Im Gegensatz zu dieser erzwungenen Ehe sucht sich Vrenchen in „Romeo und Julia auf dem Dorfe“ selbst ihren Ehemann aus. Sie liebt Sali seit ihrer Kindheit und flüchtet sogar mit ihm, um mit ihm für immer zusammen sein zu können. Da aber Sali für den Verlust des Verstandes von Marti verantwortlich ist, könnte die Ehe niemals mit dem Gewissen von Vrenchen vereinbart werden. So entscheiden sie sich zu der verzweifelten Tat, sich selbst umzubringen, um vor den Problemen der realen Welt zu flüchten und für immer vereint zu sein.
Der Vater von Vrenchen erscheint häufiger in der Rolle des Erziehers als die Mutter. Vrenchen zollt ihrem Vater zwar den notwendigen Respekt und liebt ihn auch von ganzem Herzen, aber ihm scheint nicht besonders viel an seiner Tochter zu liegen. Er misshandelt sie, sobald sie sich nicht seinen Anforderungen und Erwartungen entsprechend benimmt und weist sie so in ihre Schranken. So schlägt er sie zum Beispiel, als sie mit ihrem damaligen besten Freund Sali am Acker ein kleines Fest feiert:
„[…] und er gab ihr, ohne zu wissen warum, einige Ohrfeigen, […] denn die Rauheit der Väter, an sich ziemlich neu, war von den arglosen Geschöpfen noch nicht begriffen und konnte sie nicht tiefer bewegen.“[2]

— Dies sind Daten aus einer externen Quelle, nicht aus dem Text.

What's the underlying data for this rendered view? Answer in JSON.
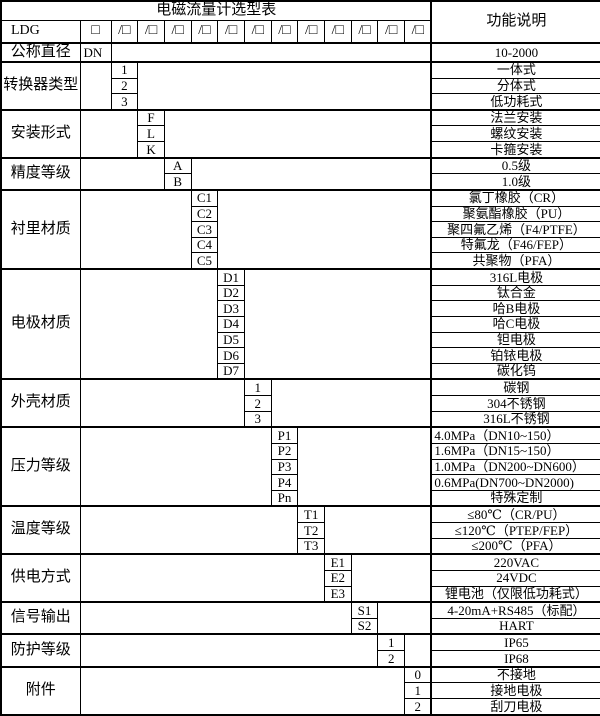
{
  "colors": {
    "background": "#ffffff",
    "text": "#000000",
    "border": "#000000"
  },
  "title": "电磁流量计选型表",
  "right_header": "功能说明",
  "model_row": {
    "prefix": "LDG",
    "first_box": "□",
    "slot_box": "/□",
    "slot_count": 12
  },
  "groups": [
    {
      "label": "公称直径",
      "code_col": 1,
      "items": [
        {
          "code": "DN",
          "desc": "10-2000"
        }
      ]
    },
    {
      "label": "转换器类型",
      "code_col": 2,
      "items": [
        {
          "code": "1",
          "desc": "一体式"
        },
        {
          "code": "2",
          "desc": "分体式"
        },
        {
          "code": "3",
          "desc": "低功耗式"
        }
      ]
    },
    {
      "label": "安装形式",
      "code_col": 3,
      "items": [
        {
          "code": "F",
          "desc": "法兰安装"
        },
        {
          "code": "L",
          "desc": "螺纹安装"
        },
        {
          "code": "K",
          "desc": "卡箍安装"
        }
      ]
    },
    {
      "label": "精度等级",
      "code_col": 4,
      "items": [
        {
          "code": "A",
          "desc": "0.5级"
        },
        {
          "code": "B",
          "desc": "1.0级"
        }
      ]
    },
    {
      "label": "衬里材质",
      "code_col": 5,
      "items": [
        {
          "code": "C1",
          "desc": "氯丁橡胶（CR）"
        },
        {
          "code": "C2",
          "desc": "聚氨酯橡胶（PU）"
        },
        {
          "code": "C3",
          "desc": "聚四氟乙烯（F4/PTFE）"
        },
        {
          "code": "C4",
          "desc": "特氟龙（F46/FEP）"
        },
        {
          "code": "C5",
          "desc": "共聚物（PFA）"
        }
      ]
    },
    {
      "label": "电极材质",
      "code_col": 6,
      "items": [
        {
          "code": "D1",
          "desc": "316L电极"
        },
        {
          "code": "D2",
          "desc": "钛合金"
        },
        {
          "code": "D3",
          "desc": "哈B电极"
        },
        {
          "code": "D4",
          "desc": "哈C电极"
        },
        {
          "code": "D5",
          "desc": "钽电极"
        },
        {
          "code": "D6",
          "desc": "铂铱电极"
        },
        {
          "code": "D7",
          "desc": "碳化钨"
        }
      ]
    },
    {
      "label": "外壳材质",
      "code_col": 7,
      "items": [
        {
          "code": "1",
          "desc": "碳钢"
        },
        {
          "code": "2",
          "desc": "304不锈钢"
        },
        {
          "code": "3",
          "desc": "316L不锈钢"
        }
      ]
    },
    {
      "label": "压力等级",
      "code_col": 8,
      "items": [
        {
          "code": "P1",
          "desc": "4.0MPa（DN10~150）",
          "align": "left"
        },
        {
          "code": "P2",
          "desc": "1.6MPa（DN15~150）",
          "align": "left"
        },
        {
          "code": "P3",
          "desc": "1.0MPa（DN200~DN600）",
          "align": "left"
        },
        {
          "code": "P4",
          "desc": "0.6MPa(DN700~DN2000)",
          "align": "left"
        },
        {
          "code": "Pn",
          "desc": "特殊定制"
        }
      ]
    },
    {
      "label": "温度等级",
      "code_col": 9,
      "items": [
        {
          "code": "T1",
          "desc": "≤80℃（CR/PU）"
        },
        {
          "code": "T2",
          "desc": "≤120℃（PTEP/FEP）"
        },
        {
          "code": "T3",
          "desc": "≤200℃（PFA）"
        }
      ]
    },
    {
      "label": "供电方式",
      "code_col": 10,
      "items": [
        {
          "code": "E1",
          "desc": "220VAC"
        },
        {
          "code": "E2",
          "desc": "24VDC"
        },
        {
          "code": "E3",
          "desc": "锂电池（仅限低功耗式）"
        }
      ]
    },
    {
      "label": "信号输出",
      "code_col": 11,
      "items": [
        {
          "code": "S1",
          "desc": "4-20mA+RS485（标配）"
        },
        {
          "code": "S2",
          "desc": "HART"
        }
      ]
    },
    {
      "label": "防护等级",
      "code_col": 12,
      "items": [
        {
          "code": "1",
          "desc": "IP65"
        },
        {
          "code": "2",
          "desc": "IP68"
        }
      ]
    },
    {
      "label": "附件",
      "code_col": 13,
      "items": [
        {
          "code": "0",
          "desc": "不接地"
        },
        {
          "code": "1",
          "desc": "接地电极"
        },
        {
          "code": "2",
          "desc": "刮刀电极"
        }
      ]
    }
  ]
}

Die nächste Szene, in der Marti seine Tochter misshandelt, zeigt gleichzeitig, wie sehr er die Familie Manz hasst aber auch, dass der verliebte Sali bereits einen Beschützerinstinkt für Vrenchen ausgebildet hat. Marti erwischt seine Tochter beim Herumtreiben mit dem Sohn von Manz:
„…dass der Alte nun statt seiner nun das zitternde Mädchen fasste, ihm Ohrfeigen gab, dass der rote Kranz herunterflog, und seine Haare um die Hand wickelte, um es mit sich fortzureißen und weiter zu misshandeln. Ohne sich zu besinnen, raffte er einen Stein auf und schlug mit demselben den Alten gegen den Kopf, halb in Angst um Vrenchen und halb im Jähzorn.“[3]

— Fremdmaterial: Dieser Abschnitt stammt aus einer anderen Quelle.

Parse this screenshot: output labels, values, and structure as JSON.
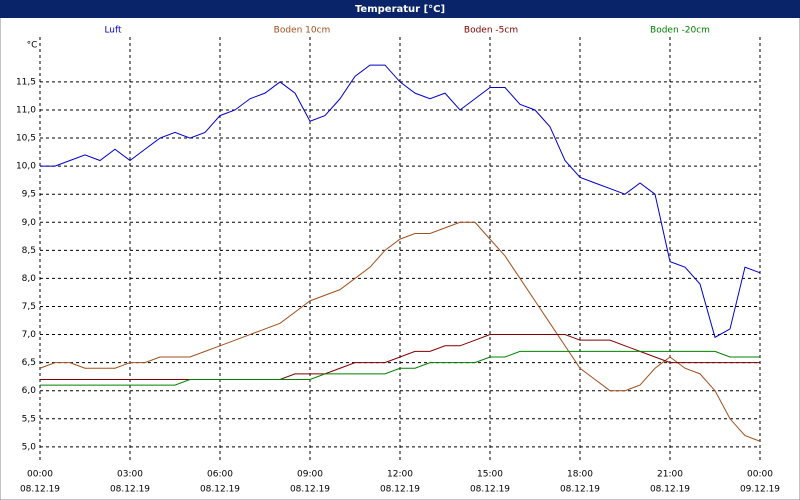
{
  "chart_data": {
    "type": "line",
    "title": "Temperatur [°C]",
    "y_unit": "°C",
    "x": [
      0,
      0.5,
      1,
      1.5,
      2,
      2.5,
      3,
      3.5,
      4,
      4.5,
      5,
      5.5,
      6,
      6.5,
      7,
      7.5,
      8,
      8.5,
      9,
      9.5,
      10,
      10.5,
      11,
      11.5,
      12,
      12.5,
      13,
      13.5,
      14,
      14.5,
      15,
      15.5,
      16,
      16.5,
      17,
      17.5,
      18,
      18.5,
      19,
      19.5,
      20,
      20.5,
      21,
      21.5,
      22,
      22.5,
      23,
      23.5,
      24
    ],
    "xlim": [
      0,
      24
    ],
    "xticks": [
      {
        "value": 0,
        "label": "00:00"
      },
      {
        "value": 3,
        "label": "03:00"
      },
      {
        "value": 6,
        "label": "06:00"
      },
      {
        "value": 9,
        "label": "09:00"
      },
      {
        "value": 12,
        "label": "12:00"
      },
      {
        "value": 15,
        "label": "15:00"
      },
      {
        "value": 18,
        "label": "18:00"
      },
      {
        "value": 21,
        "label": "21:00"
      },
      {
        "value": 24,
        "label": "00:00"
      }
    ],
    "xtick_dates": [
      "08.12.19",
      "08.12.19",
      "08.12.19",
      "08.12.19",
      "08.12.19",
      "08.12.19",
      "08.12.19",
      "08.12.19",
      "09.12.19"
    ],
    "ylim": [
      4.73,
      12.3
    ],
    "yticks": [
      {
        "value": 5,
        "label": "5,0"
      },
      {
        "value": 5.5,
        "label": "5,5"
      },
      {
        "value": 6,
        "label": "6,0"
      },
      {
        "value": 6.5,
        "label": "6,5"
      },
      {
        "value": 7,
        "label": "7,0"
      },
      {
        "value": 7.5,
        "label": "7,5"
      },
      {
        "value": 8,
        "label": "8,0"
      },
      {
        "value": 8.5,
        "label": "8,5"
      },
      {
        "value": 9,
        "label": "9,0"
      },
      {
        "value": 9.5,
        "label": "9,5"
      },
      {
        "value": 10,
        "label": "10,0"
      },
      {
        "value": 10.5,
        "label": "10,5"
      },
      {
        "value": 11,
        "label": "11,0"
      },
      {
        "value": 11.5,
        "label": "11,5"
      }
    ],
    "grid": true,
    "series": [
      {
        "name": "Luft",
        "color": "#0000cc",
        "values": [
          10.0,
          10.0,
          10.1,
          10.2,
          10.1,
          10.3,
          10.1,
          10.3,
          10.5,
          10.6,
          10.5,
          10.6,
          10.9,
          11.0,
          11.2,
          11.3,
          11.5,
          11.3,
          10.8,
          10.9,
          11.2,
          11.6,
          11.8,
          11.8,
          11.5,
          11.3,
          11.2,
          11.3,
          11.0,
          11.2,
          11.4,
          11.4,
          11.1,
          11.0,
          10.7,
          10.1,
          9.8,
          9.7,
          9.6,
          9.5,
          9.7,
          9.5,
          8.3,
          8.2,
          7.9,
          6.95,
          7.1,
          8.2,
          8.1
        ]
      },
      {
        "name": "Boden 10cm",
        "color": "#a0501e",
        "values": [
          6.4,
          6.5,
          6.5,
          6.4,
          6.4,
          6.4,
          6.5,
          6.5,
          6.6,
          6.6,
          6.6,
          6.7,
          6.8,
          6.9,
          7.0,
          7.1,
          7.2,
          7.4,
          7.6,
          7.7,
          7.8,
          8.0,
          8.2,
          8.5,
          8.7,
          8.8,
          8.8,
          8.9,
          9.0,
          9.0,
          8.7,
          8.4,
          8.0,
          7.6,
          7.2,
          6.8,
          6.4,
          6.2,
          6.0,
          6.0,
          6.1,
          6.4,
          6.6,
          6.4,
          6.3,
          6.0,
          5.5,
          5.2,
          5.1
        ]
      },
      {
        "name": "Boden -5cm",
        "color": "#800000",
        "values": [
          6.2,
          6.2,
          6.2,
          6.2,
          6.2,
          6.2,
          6.2,
          6.2,
          6.2,
          6.2,
          6.2,
          6.2,
          6.2,
          6.2,
          6.2,
          6.2,
          6.2,
          6.3,
          6.3,
          6.3,
          6.4,
          6.5,
          6.5,
          6.5,
          6.6,
          6.7,
          6.7,
          6.8,
          6.8,
          6.9,
          7.0,
          7.0,
          7.0,
          7.0,
          7.0,
          7.0,
          6.9,
          6.9,
          6.9,
          6.8,
          6.7,
          6.6,
          6.5,
          6.5,
          6.5,
          6.5,
          6.5,
          6.5,
          6.5
        ]
      },
      {
        "name": "Boden -20cm",
        "color": "#008000",
        "values": [
          6.1,
          6.1,
          6.1,
          6.1,
          6.1,
          6.1,
          6.1,
          6.1,
          6.1,
          6.1,
          6.2,
          6.2,
          6.2,
          6.2,
          6.2,
          6.2,
          6.2,
          6.2,
          6.2,
          6.3,
          6.3,
          6.3,
          6.3,
          6.3,
          6.4,
          6.4,
          6.5,
          6.5,
          6.5,
          6.5,
          6.6,
          6.6,
          6.7,
          6.7,
          6.7,
          6.7,
          6.7,
          6.7,
          6.7,
          6.7,
          6.7,
          6.7,
          6.7,
          6.7,
          6.7,
          6.7,
          6.6,
          6.6,
          6.6
        ]
      }
    ]
  }
}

Bereits im Alter von 8 muss sich Vrenchen der typischen Rolle der „Dame“ unterordnen:
„…und das braune Vrenchen, obgleich es ein feuriges Dirnchen war, musste bereits unter der Obhut seines Geschlechts gehen, sonst wäre es von den andern als ein Bubenmädchen ausgelacht worden.“[4]
Obwohl das junge Mädchen es nicht leicht hat, kümmert sie sich rührend um ihren Vater bis zum bitteren Ende. Als Marti in eine „Stifung für dergleichen arme Tröpfe“ eingewiesen wird. Sie vernachlässigt sogar ihre eigene Gesundheit und richtet sich fast zu Grunde, nur um für ihren Vater da sein zu können. Vrenchen muss bereits in ihrer Jugend selbstständig werden und lernt so auch Stärke zu zeigen:
„Darum war das schöne wohlgemute junge Blut in jeder Weise gedemütigt und gehemmt und konnte am wenigsten der Hoffart anheim fallen. Überdies hatte es bei schon erwachenden Verstande das Leiden und den Tod der Mutter gesehen, und dies Andenken war ein weiterer Zügel, der seinem lustigen und feurigen Wesen angelegt war, sodass es nun höchst lieblich, unbedenklich und rührend sich ansah, wenn trotz alledem das gute Kind bei jedem Sonnenblick sich ermunterte und zum Lächeln bereit war.“[5]
In „Immensee“ lenkt der Autor die Aufmerksamkeit der Leser vor allem auf den männlichen Hauptcharakter. So erfährt man zum Beispiel nie, was Elisabeth während der Zeit erlebt, als sich Reinhard seine Heimatstadt verlässt „um seine Ausbildung fortzuführen“. Später erfährt man, dass Reinhard auf einer Universität studiert. Es scheint fast so, als ob Elisabeth diese Bildung vorenthalten bleibt. Sie geht zwar mit Reinhard zusammen in die Grundschule, aber Elisabeth scheint zu Hause Handwerkstätigkeiten auszuführen, denn sie schickt ihm als Geschenk Manschetten, Tücher und gestrickte Wäsche.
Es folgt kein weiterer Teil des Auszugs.